One file, four objects. Apply with kubectl apply -f:

yaml
---
apiVersion: v1
kind: PersistentVolumeClaim
metadata:
  name: genosyn-data
  namespace: genosyn
spec:
  accessModes: ["ReadWriteOnce"]
  resources:
    requests:
      storage: 20Gi
---
apiVersion: apps/v1
kind: Deployment
metadata:
  name: genosyn
  namespace: genosyn
spec:
  replicas: 1
  strategy:
    type: Recreate
  selector:
    matchLabels: { app: genosyn }
  template:
    metadata:
      labels: { app: genosyn }
    spec:
      containers:
        - name: app
          image: ghcr.io/genosyn/app:latest
          ports:
            - containerPort: 8471
          envFrom:
            - secretRef:
                name: genosyn-secrets
          volumeMounts:
            - name: data
              mountPath: /app/data
            - name: config
              mountPath: /app/dist/config.js
              subPath: config.js
              readOnly: true
          readinessProbe:
            httpGet: { path: /api/health, port: 8471 }
            initialDelaySeconds: 10
          livenessProbe:
            httpGet: { path: /api/health, port: 8471 }
            initialDelaySeconds: 30
      volumes:
        - name: data
          persistentVolumeClaim:
            claimName: genosyn-data
        - name: config
          configMap:
            name: genosyn-config
---
apiVersion: v1
kind: Service
metadata:
  name: genosyn
  namespace: genosyn
spec:
  selector: { app: genosyn }
  ports:
    - port: 80
      targetPort: 8471
---
apiVersion: networking.k8s.io/v1
kind: Ingress
metadata:
  name: genosyn
  namespace: genosyn
spec:
  ingressClassName: nginx
  rules:
    - host: genosyn.example.com
      http:
        paths:
          - path: /
            pathType: Prefix
            backend:
              service:
                name: genosyn
                port: { number: 80 }

Recreate over RollingUpdate because an RWO volume can only attach to one pod at a time. The old pod must terminate before the new one schedules.

Upgrading

The genosyn upgrade CLI command drives Docker on a single host — it has no idea about your cluster. Roll the Deployment instead:

bash
kubectl -n genosyn set image deploy/genosyn app=ghcr.io/genosyn/app:0.3.47
kubectl -n genosyn rollout status deploy/genosyn

Pin a tag rather than tracking latest — that's how you get repeatable rollbacks. Image tags carry no v prefix, even though the matching GitHub release does: the release is v0.3.47, the image is app:0.3.47.

Backups

On Docker, genosyn backup tarballs the data volume. On Kubernetes you back up two things, separately:

  • The Postgres database. Use the backup story that shipped with your Postgres operator or managed service — pg_dump on a CronJob is the cheapest option.
  • The genosyn-data PVC. Use a VolumeSnapshot if your StorageClass supports it, or a CronJob that tars the volume to object storage.
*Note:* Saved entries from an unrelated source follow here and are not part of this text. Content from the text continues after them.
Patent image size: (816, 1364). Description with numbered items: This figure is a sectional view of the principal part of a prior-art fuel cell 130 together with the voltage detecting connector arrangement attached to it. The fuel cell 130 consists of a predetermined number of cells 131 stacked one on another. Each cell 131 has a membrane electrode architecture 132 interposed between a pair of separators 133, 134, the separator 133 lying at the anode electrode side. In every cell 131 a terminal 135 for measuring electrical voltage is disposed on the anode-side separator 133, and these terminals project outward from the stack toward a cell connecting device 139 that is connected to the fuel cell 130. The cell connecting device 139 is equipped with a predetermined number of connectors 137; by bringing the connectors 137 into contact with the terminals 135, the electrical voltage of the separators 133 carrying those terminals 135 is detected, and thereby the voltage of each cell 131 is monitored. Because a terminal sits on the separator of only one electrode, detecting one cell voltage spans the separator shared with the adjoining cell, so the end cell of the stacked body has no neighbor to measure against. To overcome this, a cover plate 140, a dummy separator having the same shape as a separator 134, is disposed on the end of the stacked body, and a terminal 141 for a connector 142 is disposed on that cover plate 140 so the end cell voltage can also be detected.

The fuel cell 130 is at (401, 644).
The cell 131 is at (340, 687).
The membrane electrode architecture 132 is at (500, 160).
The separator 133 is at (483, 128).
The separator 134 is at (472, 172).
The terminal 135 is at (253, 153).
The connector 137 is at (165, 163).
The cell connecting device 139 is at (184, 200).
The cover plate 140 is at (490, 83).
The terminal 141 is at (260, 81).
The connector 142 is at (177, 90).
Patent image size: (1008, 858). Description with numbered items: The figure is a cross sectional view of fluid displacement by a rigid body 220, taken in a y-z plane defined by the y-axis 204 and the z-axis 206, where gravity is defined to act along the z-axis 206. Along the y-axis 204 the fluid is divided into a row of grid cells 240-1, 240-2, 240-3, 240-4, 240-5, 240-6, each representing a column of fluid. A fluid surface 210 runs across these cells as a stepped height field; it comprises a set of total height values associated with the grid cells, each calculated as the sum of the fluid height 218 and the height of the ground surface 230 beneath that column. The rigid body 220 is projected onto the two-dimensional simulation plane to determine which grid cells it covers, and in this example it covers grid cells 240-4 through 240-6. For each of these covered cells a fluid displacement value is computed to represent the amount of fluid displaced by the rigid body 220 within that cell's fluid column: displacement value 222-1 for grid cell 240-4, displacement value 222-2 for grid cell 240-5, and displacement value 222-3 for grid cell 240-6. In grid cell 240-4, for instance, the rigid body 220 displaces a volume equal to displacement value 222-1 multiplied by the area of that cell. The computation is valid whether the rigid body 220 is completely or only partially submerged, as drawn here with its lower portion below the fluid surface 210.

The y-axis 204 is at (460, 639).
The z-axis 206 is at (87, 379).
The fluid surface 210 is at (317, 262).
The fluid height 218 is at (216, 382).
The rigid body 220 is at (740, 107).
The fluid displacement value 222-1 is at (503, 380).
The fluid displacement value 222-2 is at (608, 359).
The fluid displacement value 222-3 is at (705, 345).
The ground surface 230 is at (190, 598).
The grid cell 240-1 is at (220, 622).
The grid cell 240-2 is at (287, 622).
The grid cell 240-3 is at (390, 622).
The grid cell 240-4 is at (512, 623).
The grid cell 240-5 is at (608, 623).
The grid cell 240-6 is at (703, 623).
Restore is symmetric: load Postgres first, then rehydrate the PVC, then start the Deployment.

A Helm chart?

Not officially shipped. The manifests above are short enough that templating them adds more friction than it removes for most teams — and a chart we'd have to lint, publish, and version across Genosyn releases is a real maintenance surface.

If you build one internally, the values worth parameterising are image.tag, ingress.host, persistence.size, and the contents of the config ConfigMap. Open an issue if you'd like to upstream it — community charts are welcome.

Next steps

Once the pod is healthy, open your Ingress host, create the first owner account, and follow the post-install path: pick a model, create an AI Employee, schedule a Routine.